Таково, повторю, уморасположение не мудрецов, а только друзей мудрости, фило-софов. Философия и есть уморасположение возможного разговора, причем разговора о первом и последнем.
В споре с кардиналом Беллармино и с папой Урбаном VIII Галилей понял, что, его истина «отнюдь не всемогуща, скорее приходится говорить о слабости истины»[4], более того: едва ли она доказуема вообще. Мир его мысленных экспериментов надо было еще довести до физической явности, метафизической основательности и, кто знает, может быть, и до богословской осмысленности, чтобы его реальность обрела силу истины. Он только апологет, а не учитель нового мироздания.
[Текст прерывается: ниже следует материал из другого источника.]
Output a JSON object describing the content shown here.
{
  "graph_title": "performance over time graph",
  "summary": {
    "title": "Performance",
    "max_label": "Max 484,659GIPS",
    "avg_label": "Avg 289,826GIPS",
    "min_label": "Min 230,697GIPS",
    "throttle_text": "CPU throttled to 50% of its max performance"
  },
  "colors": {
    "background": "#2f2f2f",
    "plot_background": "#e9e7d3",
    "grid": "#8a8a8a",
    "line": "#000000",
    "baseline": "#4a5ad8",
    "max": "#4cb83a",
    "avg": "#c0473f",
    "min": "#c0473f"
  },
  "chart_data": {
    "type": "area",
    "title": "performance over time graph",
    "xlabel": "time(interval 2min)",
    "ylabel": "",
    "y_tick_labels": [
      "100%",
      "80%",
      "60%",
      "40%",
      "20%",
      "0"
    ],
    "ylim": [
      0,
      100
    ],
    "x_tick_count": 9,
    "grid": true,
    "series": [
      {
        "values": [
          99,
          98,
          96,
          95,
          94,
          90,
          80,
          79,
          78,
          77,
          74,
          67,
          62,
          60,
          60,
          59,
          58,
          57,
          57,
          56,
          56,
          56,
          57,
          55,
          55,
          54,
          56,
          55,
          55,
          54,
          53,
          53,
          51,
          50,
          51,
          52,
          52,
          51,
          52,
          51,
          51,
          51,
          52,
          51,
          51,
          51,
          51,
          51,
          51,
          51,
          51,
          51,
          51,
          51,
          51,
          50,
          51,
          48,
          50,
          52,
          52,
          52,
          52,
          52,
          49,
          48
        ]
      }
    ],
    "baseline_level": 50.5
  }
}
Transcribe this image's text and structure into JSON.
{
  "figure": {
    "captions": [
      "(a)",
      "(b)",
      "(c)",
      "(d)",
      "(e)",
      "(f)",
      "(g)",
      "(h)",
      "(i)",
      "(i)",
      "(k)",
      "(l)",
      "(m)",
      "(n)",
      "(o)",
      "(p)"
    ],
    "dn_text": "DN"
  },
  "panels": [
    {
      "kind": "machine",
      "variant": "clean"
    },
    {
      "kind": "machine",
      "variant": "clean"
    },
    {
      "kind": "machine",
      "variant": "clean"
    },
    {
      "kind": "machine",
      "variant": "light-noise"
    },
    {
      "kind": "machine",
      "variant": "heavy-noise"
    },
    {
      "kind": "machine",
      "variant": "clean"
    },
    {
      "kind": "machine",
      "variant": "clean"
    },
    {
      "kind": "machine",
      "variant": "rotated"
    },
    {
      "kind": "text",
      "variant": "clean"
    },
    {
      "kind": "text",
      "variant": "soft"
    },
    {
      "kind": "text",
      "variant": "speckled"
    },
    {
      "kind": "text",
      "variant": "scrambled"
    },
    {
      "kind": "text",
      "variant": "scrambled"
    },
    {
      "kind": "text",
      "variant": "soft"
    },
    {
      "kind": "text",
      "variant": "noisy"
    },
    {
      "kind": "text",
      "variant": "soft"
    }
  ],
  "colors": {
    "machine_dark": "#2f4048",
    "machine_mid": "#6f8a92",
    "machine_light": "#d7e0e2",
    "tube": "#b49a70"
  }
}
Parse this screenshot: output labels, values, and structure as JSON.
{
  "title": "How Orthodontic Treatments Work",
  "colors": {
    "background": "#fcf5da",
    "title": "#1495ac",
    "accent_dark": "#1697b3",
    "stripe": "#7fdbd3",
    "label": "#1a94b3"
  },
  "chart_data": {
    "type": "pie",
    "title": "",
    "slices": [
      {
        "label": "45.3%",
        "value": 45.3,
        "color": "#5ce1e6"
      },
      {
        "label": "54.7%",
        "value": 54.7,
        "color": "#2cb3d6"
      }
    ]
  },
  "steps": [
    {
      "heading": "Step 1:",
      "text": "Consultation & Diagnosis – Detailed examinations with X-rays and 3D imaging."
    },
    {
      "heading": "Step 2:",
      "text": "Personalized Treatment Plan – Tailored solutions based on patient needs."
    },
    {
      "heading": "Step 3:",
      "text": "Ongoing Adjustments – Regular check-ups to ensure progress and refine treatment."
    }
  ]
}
Со своей стороны, Беллармино, как и Галилей, допускал и даже считал неизбежным «разрушение аристотелевского Космоса»[5]. Да и богословие отнюдь не монолитно, далеко не сводится к томизму, различные интеллектуальные традиции сталкивались в самой курии. Если войти в эту полифонию церковной традиции[6], нетрудно будет понять, что спор идет не о доказанности или недоказуемости, а о том, что значит доказать, не о силе или слабости истины, а о том, что это такое – истина и в чем заключается ее сила, не о математических химерах и реальности, а о том, что это такое – реальность. Словом, речь о философских вопросах. Ведь в согласии как с Аристотелем, так и с Декартом в философии речь идет о первых началах, от которых зависят все доказательства, но которые поэтому недоказуемы. Недоказуемы, но более истинны, чем все доказанное на этих основаниях. В этих основаниях заключены ответы на вопросы: «что значит быть» («реальность»)? «что значит мысль» («идеальность»)? как они могут совпадать в знании (истина)? как бытие, будучи бытием-а-не-мыслью, не совпадает с человеческими домыслами о бытии?